For several years, Informa Telecoms & Media has warned that certain quarters’ growing obsession over Mbps risks obscuring the wider debate about how governments and regulators can foster a broadband market that truly benefits all of society.
In short, politicians’ fears that the UK will somehow be “left behind” by nations with networks capable of delivering speeds of 100Mbps or more, such as Japan and South Korea, have eclipsed the very real problem of those served poorly – or not at all – by the free market for broadband services.
The major flaw in their thinking is that no one really knows exactly how superfast speeds will benefit nations and citizens. Despite the fact that well over a hundred million homes are now subscribed to next-generation services, no applications that truly require the speeds only these new networks can provide have emerged.
The counter-argument is that such applications will undoubtedly emerge, much as those that take advantage of ever-growing home computer power have. Or at the very least, people will begin streaming more video, download more games and use more existing applications at the same time.

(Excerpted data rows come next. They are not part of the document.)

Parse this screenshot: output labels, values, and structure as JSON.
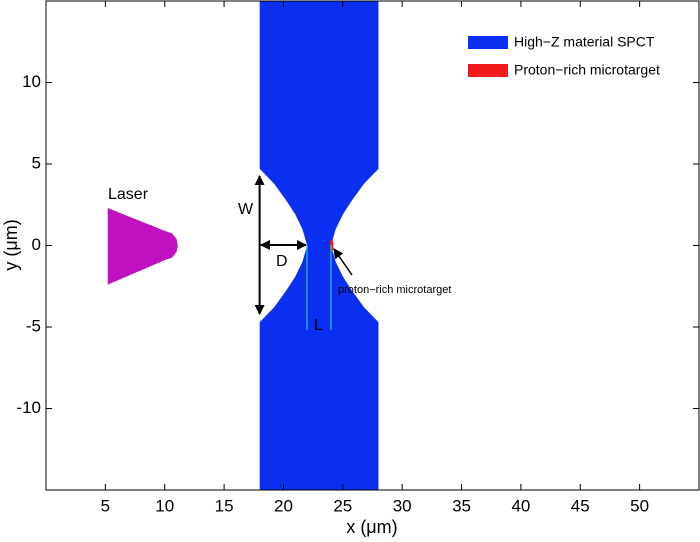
{
  "chart_data": {
    "type": "polygon",
    "xlabel": "x (μm)",
    "ylabel": "y (μm)",
    "xlim": [
      0,
      55
    ],
    "ylim": [
      -15,
      15
    ],
    "xticks": [
      5,
      10,
      15,
      20,
      25,
      30,
      35,
      40,
      45,
      50
    ],
    "yticks": [
      -10,
      -5,
      0,
      5,
      10
    ],
    "series": [
      {
        "name": "High−Z material SPCT",
        "color": "#0a2ff0",
        "x": [
          18,
          28,
          28,
          26.8,
          25.8,
          25,
          24.4,
          24,
          24.4,
          25,
          25.8,
          26.8,
          28,
          28,
          18,
          18,
          19.2,
          20.2,
          21,
          21.6,
          22,
          21.6,
          21,
          20.2,
          19.2,
          18
        ],
        "y": [
          15,
          15,
          4.7,
          3.8,
          2.8,
          1.9,
          1,
          0,
          -1,
          -1.9,
          -2.8,
          -3.8,
          -4.7,
          -15,
          -15,
          -4.7,
          -3.8,
          -2.8,
          -1.9,
          -1,
          0,
          1,
          1.9,
          2.8,
          3.8,
          4.7
        ]
      },
      {
        "name": "Proton−rich microtarget",
        "color": "#f01a1a",
        "x": [
          23.9,
          24.2,
          24.2,
          23.9
        ],
        "y": [
          0.3,
          0.3,
          -0.3,
          -0.3
        ]
      }
    ],
    "laser": {
      "label": "Laser",
      "color": "#c010c0",
      "x": [
        5.2,
        10,
        10.6,
        11,
        11.1,
        11,
        10.6,
        10,
        5.2
      ],
      "y": [
        2.3,
        0.9,
        0.75,
        0.4,
        0,
        -0.4,
        -0.75,
        -0.9,
        -2.4
      ]
    },
    "annotations": [
      "W",
      "D",
      "L",
      "proton−rich microtarget"
    ]
  }
}
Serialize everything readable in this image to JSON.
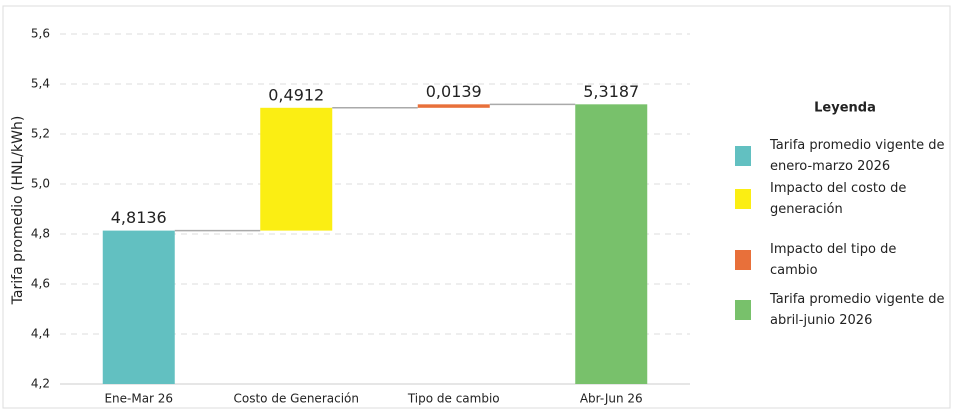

Build it and they will come, if you will.
Leaving aside the questionable wisdom of basing a multi-billion dollar critical infrastructure on a notion that was widely popularised by a movie about a man who hears voices telling him to build a baseball pitch, there is yet another flaw in this part of argument.
Our research has shown that there’s much more to fostering an Internet market than just bandwidth, such as the vibrancy of local content markets and cultural factors. For example, the average Internet user in the UK generates nearly a third more Internet traffic than their counterparts in Japan, despite the fact that tens of millions of homes in Japan are subscribed to 100Mbps services.
In other words, build it and they won’t necessarily come.
As such, ensuring equality of access seems a much more laudable goal than competing in meaningless global contest based on Mbps alone. While average Internet usage in the UK is above those of a number of its peers, you can be sure it’s much lower for those poorly served by broadband today. The UK government’s current policy risks translating and even widening this gap to a next-generation world.
Whether the Lords’ counter-proposals are workable is another matter. The report proposes one single strategy for investment in open access “middle mile” hubs for the whole of the country, as opposed to today’s plan to rely on BT to deliver next-generation “last mile” networks to the first two-thirds of households and a mix of public/private partnership for the final third.
Various models similar to the Lords’ proposals exist, but are either unproven, struggling, or would not easily translate to the UK market. In addition, BT looks increasingly likely to mop up any use any available public funds to extend its next-generation network to the final third, as we predicted before the funding was announced (corporate subscription required).
Don’t get me wrong – I’m not against innovation or challenging the status quo. We’ve identified – and analysed – a number of examples in markets worldwide. But nothing in the Lords’ report and the UK today changes our view that the market will continue on its current lines, ultimately resulting in a next-generation infrastructure largely owned and operated by the former state-owned monopoly, BT.